- Author: Yingjie Hu
- Email: [email protected]
This project provides some of the codes for extracting local place names from geotagged housing posts. The housing advertisements are posted on Craigslist, a local-oriented website. More details about this project can be found in the following paper:
Hu, Y., Mao, H. and McKenzie, G., 2018. A natural language processing and geospatial clustering framework for harvesting local place names from geotagged housing advertisements. International Journal of Geographical Information Science, 33(4), 714-738. http://www.acsu.buffalo.edu/~yhu42/papers/2018_IJGIS_LocalName.pdf
Please feel free to re-use the code here for your own projects. If you use the code or data, we would appreciate if you could cite our paper above. Thank you!

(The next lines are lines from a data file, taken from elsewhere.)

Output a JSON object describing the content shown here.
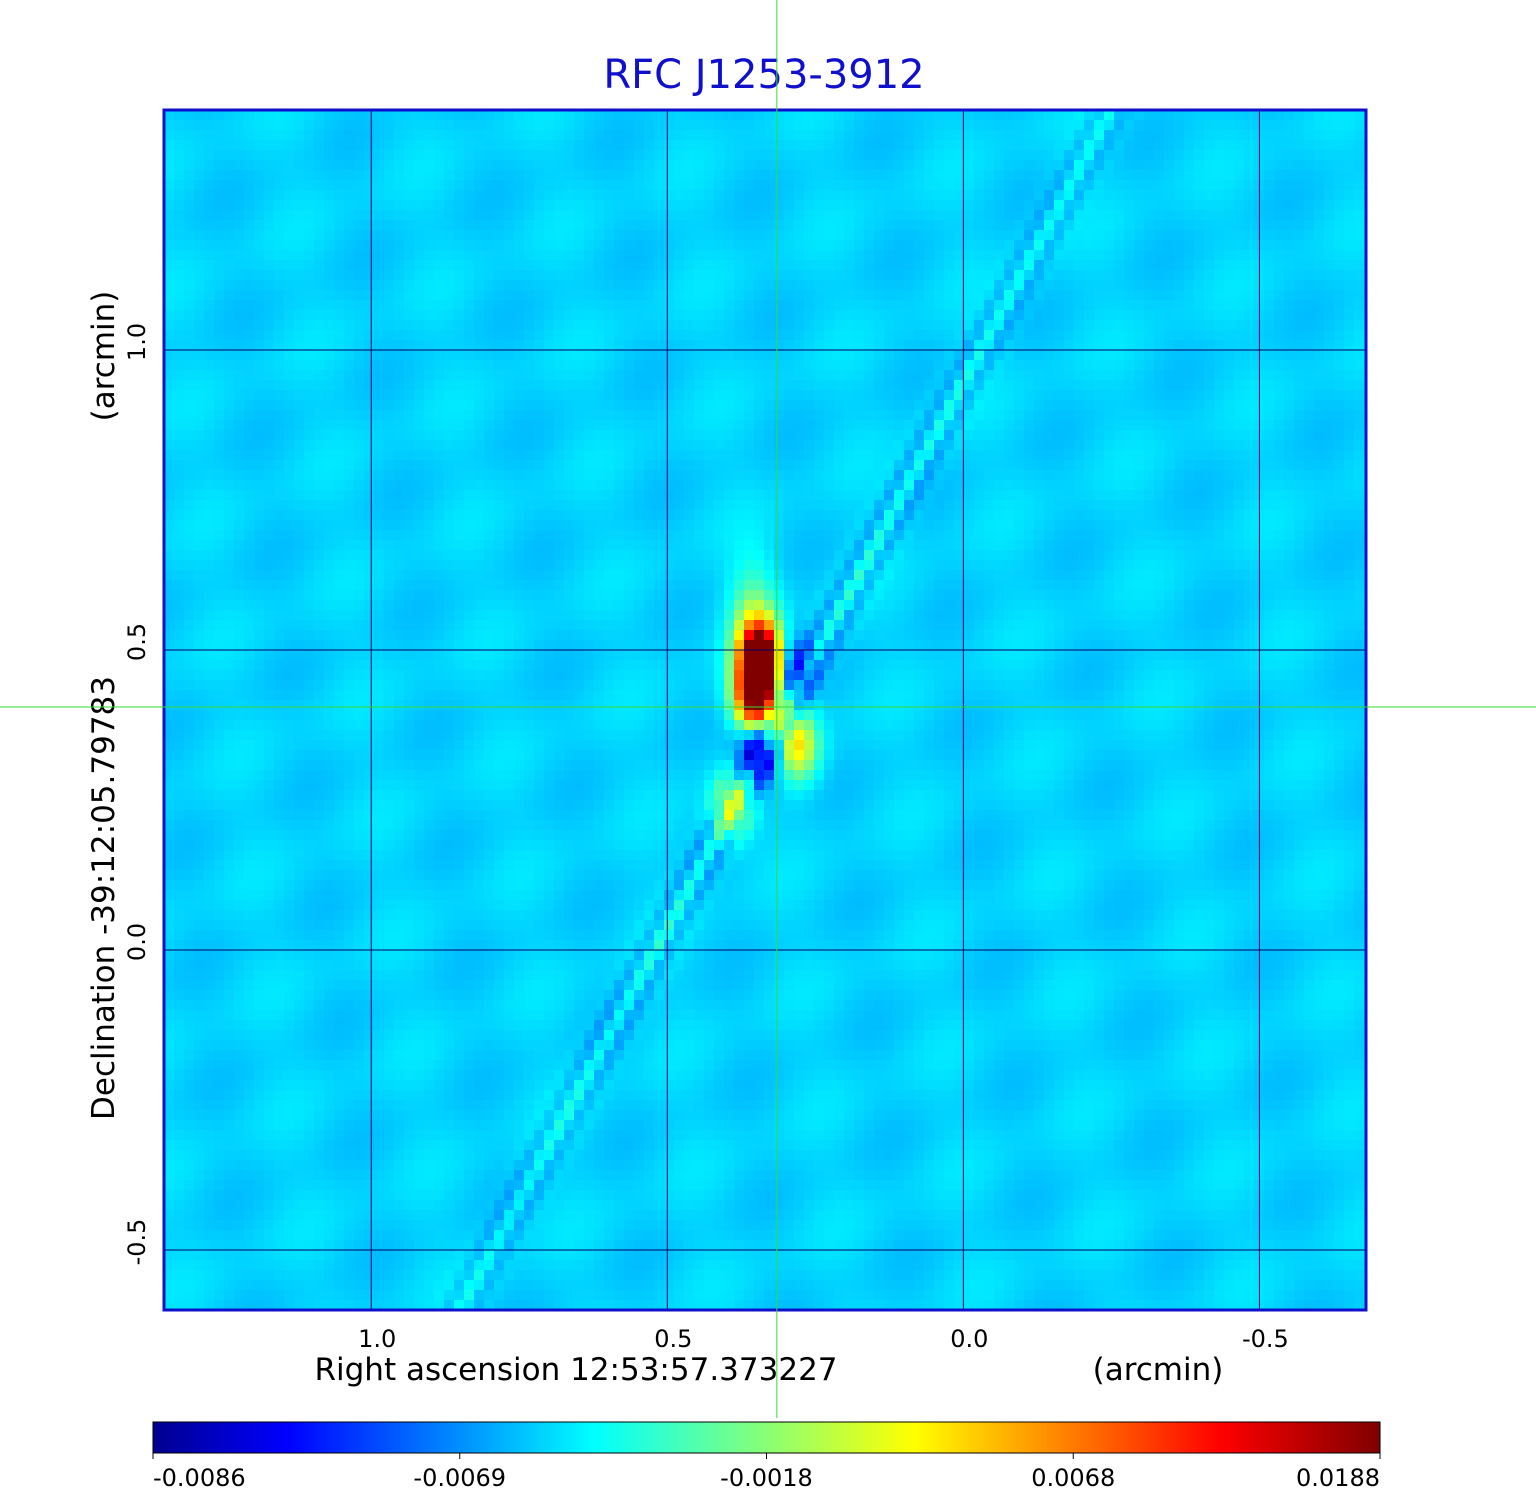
{
  "chart_data": {
    "type": "heatmap",
    "title": "RFC J1253-3912",
    "xlabel": "Right ascension  12:53:57.373227",
    "xunit": "(arcmin)",
    "ylabel": "Declination  -39:12:05.79783",
    "yunit": "(arcmin)",
    "x_range_arcmin": [
      1.35,
      -0.68
    ],
    "y_range_arcmin": [
      -0.6,
      1.4
    ],
    "x_ticks": [
      1.0,
      0.5,
      0.0,
      -0.5
    ],
    "x_tick_labels": [
      "1.0",
      "0.5",
      "0.0",
      "-0.5"
    ],
    "y_ticks": [
      -0.5,
      0.0,
      0.5,
      1.0
    ],
    "y_tick_labels": [
      "-0.5",
      "0.0",
      "0.5",
      "1.0"
    ],
    "grid": true,
    "crosshair_arcmin": {
      "x": 0.315,
      "y": 0.405
    },
    "colorbar": {
      "ticks": [
        -0.0086,
        -0.0069,
        -0.0018,
        0.0068,
        0.0188
      ],
      "tick_labels": [
        "-0.0086",
        "-0.0069",
        "-0.0018",
        "0.0068",
        "0.0188"
      ],
      "colormap": "jet"
    },
    "features": [
      {
        "kind": "peak_positive",
        "x": 0.34,
        "y": 0.49,
        "value": 0.0188
      },
      {
        "kind": "peak_positive",
        "x": 0.35,
        "y": 0.42,
        "value": 0.0188
      },
      {
        "kind": "peak_negative",
        "x": 0.345,
        "y": 0.33,
        "value": -0.0086
      },
      {
        "kind": "positive",
        "x": 0.28,
        "y": 0.34,
        "value": 0.009
      },
      {
        "kind": "positive",
        "x": 0.39,
        "y": 0.24,
        "value": 0.007
      },
      {
        "kind": "negative",
        "x": 0.29,
        "y": 0.47,
        "value": -0.005
      }
    ]
  },
  "colors": {
    "title": "#1010cc",
    "frame": "#1010cc",
    "grid": "#000060",
    "crosshair": "#33dd33",
    "background": "#d6f26a"
  }
}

This study uses the geotagged housing advertisements in six different US cities. The figure below shows these cities and the general two-stage framework developed for harvesting local place names.
-
The folder "ScaleStructureIdentification" provides the source code and the compiled version (in the "Release" folder) of the modified SSI algorithm. To use the compiled SSI, open a terminal and use the following command line: "java -jar SSI.jar SSI_Input.csv 0.17" where "SSI_Input.csv" is the input file (which contains place names and their associated coordinates) and "0.17" is the maximum distance of a study area in degrees (i.e., latitude and longitude degree). The output includes the ranked place names and four versions (one original and three modified) of SSI based on their coordinates (see the paper).
-
The folder "DBpediaSpotlight" contains the source code of applying DBpedia Spotlight to housing advertisement data. You may need to install your own DBpedia Spotlight, and you can find more details here: https://github.com/dbpedia-spotlight/dbpedia-spotlight/wiki/Run-from-a-JAR
-
The folder "OpenCalais" contains the source code of using the OpenCalais API to extract place names from housing advertisement texts.
-
The folder "libs" contains the necessary jar files in order to configure and run the source code of this project.
-
The folder "Data" contains 120 randomly selected housing advertisements (with 20 from each of the six cities) used for testing the performance of our method. This folder also contains the ground-truth annotations from three different human annotators.